(ITS#5185) assertion failure in back-meta when the remote directory does not answer a bind request within the time allotted

[mhardin@symas.com]

Full_Name: Matthew Hardin
Version: 2.3.38
OS: RHEL4
URL: ftp://ftp.openldap.org/incoming/
Submission from: (NULL) (74.38.114.43)


Remote directory servers that do not answer a bind request within the timeout
period will cause an assertion failure in back-meta.

Analysis:
The meta_back_bind() function calls either meta_back_proxy_authz_bind() if the
bind is taking place with back_meta's rootdn or meta_back_single_bind() if it's
not. 

Once they make the appropriate bind function call, each of these functions calls
meta_back_bind_op_result() to process the result of the bind.
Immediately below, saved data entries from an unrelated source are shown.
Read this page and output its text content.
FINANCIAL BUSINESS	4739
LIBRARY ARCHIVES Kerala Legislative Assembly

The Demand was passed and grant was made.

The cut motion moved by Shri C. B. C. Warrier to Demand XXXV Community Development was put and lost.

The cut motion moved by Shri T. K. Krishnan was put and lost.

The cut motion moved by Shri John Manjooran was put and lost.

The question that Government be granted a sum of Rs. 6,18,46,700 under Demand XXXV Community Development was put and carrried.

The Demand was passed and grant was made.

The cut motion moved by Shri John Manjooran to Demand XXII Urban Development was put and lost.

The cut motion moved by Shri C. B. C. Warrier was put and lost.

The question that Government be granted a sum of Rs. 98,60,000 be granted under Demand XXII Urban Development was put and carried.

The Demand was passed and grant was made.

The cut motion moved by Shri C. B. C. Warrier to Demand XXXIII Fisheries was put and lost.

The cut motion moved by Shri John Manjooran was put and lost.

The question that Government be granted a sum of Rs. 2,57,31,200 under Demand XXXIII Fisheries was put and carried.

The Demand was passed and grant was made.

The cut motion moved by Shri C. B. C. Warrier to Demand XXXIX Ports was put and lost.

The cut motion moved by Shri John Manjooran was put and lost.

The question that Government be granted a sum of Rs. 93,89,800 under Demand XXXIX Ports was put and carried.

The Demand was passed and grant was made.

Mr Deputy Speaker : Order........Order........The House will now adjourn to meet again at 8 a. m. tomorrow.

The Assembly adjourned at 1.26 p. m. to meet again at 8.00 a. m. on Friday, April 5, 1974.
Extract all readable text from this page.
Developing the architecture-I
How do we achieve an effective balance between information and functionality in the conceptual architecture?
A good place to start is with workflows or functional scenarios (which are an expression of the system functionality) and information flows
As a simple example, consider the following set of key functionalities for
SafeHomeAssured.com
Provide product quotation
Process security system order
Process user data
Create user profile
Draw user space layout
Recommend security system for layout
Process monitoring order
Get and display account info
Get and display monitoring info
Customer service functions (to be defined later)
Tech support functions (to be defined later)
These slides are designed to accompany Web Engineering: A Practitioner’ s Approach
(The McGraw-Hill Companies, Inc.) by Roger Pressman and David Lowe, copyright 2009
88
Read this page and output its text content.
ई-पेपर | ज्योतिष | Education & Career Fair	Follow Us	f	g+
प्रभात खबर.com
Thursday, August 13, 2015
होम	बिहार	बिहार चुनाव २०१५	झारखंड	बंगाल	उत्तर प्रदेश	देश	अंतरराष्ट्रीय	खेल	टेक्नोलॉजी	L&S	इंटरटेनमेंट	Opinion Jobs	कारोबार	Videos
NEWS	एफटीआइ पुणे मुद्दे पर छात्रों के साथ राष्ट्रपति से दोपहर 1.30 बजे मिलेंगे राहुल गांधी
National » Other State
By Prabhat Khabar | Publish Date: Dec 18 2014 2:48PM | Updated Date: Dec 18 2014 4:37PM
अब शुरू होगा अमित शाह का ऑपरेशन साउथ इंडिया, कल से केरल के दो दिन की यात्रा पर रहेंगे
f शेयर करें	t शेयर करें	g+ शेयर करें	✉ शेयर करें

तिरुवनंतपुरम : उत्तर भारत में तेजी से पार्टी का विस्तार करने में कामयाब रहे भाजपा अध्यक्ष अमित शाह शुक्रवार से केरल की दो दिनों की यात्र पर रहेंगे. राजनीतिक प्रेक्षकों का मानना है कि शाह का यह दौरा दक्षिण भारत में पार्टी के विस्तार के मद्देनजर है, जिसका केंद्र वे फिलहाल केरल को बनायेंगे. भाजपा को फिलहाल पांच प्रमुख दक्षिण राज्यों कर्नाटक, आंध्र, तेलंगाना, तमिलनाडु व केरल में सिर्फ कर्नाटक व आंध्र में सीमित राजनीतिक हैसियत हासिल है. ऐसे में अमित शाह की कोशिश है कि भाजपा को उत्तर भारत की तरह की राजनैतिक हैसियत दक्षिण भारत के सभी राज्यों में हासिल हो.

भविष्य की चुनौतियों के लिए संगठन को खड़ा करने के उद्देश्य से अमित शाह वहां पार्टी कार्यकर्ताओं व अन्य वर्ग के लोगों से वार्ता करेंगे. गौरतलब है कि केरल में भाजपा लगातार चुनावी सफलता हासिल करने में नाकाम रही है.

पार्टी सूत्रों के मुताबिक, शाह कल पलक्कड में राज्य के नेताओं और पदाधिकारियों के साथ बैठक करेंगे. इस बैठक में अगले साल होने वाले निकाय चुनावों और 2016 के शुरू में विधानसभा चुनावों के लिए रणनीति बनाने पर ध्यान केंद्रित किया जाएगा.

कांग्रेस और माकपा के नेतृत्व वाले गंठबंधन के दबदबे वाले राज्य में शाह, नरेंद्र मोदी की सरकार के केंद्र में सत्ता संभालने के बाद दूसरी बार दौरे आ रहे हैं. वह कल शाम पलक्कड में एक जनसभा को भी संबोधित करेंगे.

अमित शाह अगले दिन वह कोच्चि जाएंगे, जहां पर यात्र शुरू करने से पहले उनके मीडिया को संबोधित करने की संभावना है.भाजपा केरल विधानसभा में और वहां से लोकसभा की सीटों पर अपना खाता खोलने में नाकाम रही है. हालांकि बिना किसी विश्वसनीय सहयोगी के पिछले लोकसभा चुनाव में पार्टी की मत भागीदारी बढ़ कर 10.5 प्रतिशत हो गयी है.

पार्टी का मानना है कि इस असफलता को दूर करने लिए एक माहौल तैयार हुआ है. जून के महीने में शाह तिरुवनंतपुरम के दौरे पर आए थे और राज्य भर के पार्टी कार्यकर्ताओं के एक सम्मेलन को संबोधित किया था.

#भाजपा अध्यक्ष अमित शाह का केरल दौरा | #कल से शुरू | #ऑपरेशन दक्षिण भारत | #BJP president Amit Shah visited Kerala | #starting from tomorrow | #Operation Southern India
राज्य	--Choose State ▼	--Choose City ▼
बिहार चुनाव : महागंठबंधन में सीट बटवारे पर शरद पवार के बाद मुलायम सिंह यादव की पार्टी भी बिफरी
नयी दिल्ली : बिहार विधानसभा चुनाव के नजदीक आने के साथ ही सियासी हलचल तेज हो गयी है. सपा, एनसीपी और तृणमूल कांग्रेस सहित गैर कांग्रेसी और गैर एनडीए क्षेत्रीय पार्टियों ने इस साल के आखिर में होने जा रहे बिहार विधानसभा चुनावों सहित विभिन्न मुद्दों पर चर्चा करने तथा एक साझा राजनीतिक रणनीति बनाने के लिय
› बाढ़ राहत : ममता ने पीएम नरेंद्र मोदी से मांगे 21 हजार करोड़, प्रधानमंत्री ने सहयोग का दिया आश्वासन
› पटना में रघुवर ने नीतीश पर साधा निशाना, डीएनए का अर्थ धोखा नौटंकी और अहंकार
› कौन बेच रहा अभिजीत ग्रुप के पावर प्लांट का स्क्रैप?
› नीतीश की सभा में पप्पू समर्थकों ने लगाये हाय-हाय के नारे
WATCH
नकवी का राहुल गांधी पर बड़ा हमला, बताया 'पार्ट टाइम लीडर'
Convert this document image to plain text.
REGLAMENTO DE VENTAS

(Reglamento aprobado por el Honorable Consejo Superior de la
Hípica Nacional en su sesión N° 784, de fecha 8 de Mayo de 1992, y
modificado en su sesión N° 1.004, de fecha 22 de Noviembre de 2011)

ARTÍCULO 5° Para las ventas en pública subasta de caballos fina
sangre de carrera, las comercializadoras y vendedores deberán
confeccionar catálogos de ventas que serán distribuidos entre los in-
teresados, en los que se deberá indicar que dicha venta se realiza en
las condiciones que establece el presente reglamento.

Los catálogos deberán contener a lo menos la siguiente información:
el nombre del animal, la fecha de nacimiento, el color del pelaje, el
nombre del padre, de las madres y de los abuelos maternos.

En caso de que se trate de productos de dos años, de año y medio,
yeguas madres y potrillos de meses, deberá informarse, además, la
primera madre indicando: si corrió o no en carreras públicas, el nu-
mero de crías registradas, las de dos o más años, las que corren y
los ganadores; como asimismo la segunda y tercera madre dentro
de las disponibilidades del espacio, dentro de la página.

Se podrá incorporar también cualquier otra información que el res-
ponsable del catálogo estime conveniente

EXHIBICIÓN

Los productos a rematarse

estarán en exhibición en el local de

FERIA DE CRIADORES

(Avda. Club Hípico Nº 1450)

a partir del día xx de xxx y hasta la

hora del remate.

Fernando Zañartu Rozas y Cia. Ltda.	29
Neither
meta_back_proxy_authz_bind() or meta_back_single_bind() set the
LDAP_BACK_CONN_BINDING state.

When meta_back_bind_op_result() calls ldap_result(), one of the possible return
codes is 0, and meta_back_bind_op_result() will repeat the ldap_result() call,
provided the timeout hasn't been exceeded or back-meta has been told not to
retry. 

If the wait time has been exceeded the code falls through to an
assert(LDAP_BACK_CONN_BINDING(msc)) statement. This assert is only valid when
meta_back_do_bind() has made the function call, and it will fail if either
meta_back_proxy_authz_bind() or meta_back_single_bind() made the function call.



Possible Fixes:
The correct fix would seem to be to remove the assert(), since in two out of
three cases the meta_back_bind_op_result() function is being called with the
LDAP_BACK_CONN_BINDING state not set.

It is also possible to set and clear the LDAP_BACK_CONN_BINDING state as
appropriate from the other two funcions that call it, but this seems incorrect,
as the LDAP_BACK_CONN_BINDING state is only manipulated in the
meta_back_single_dobind() direct bind function.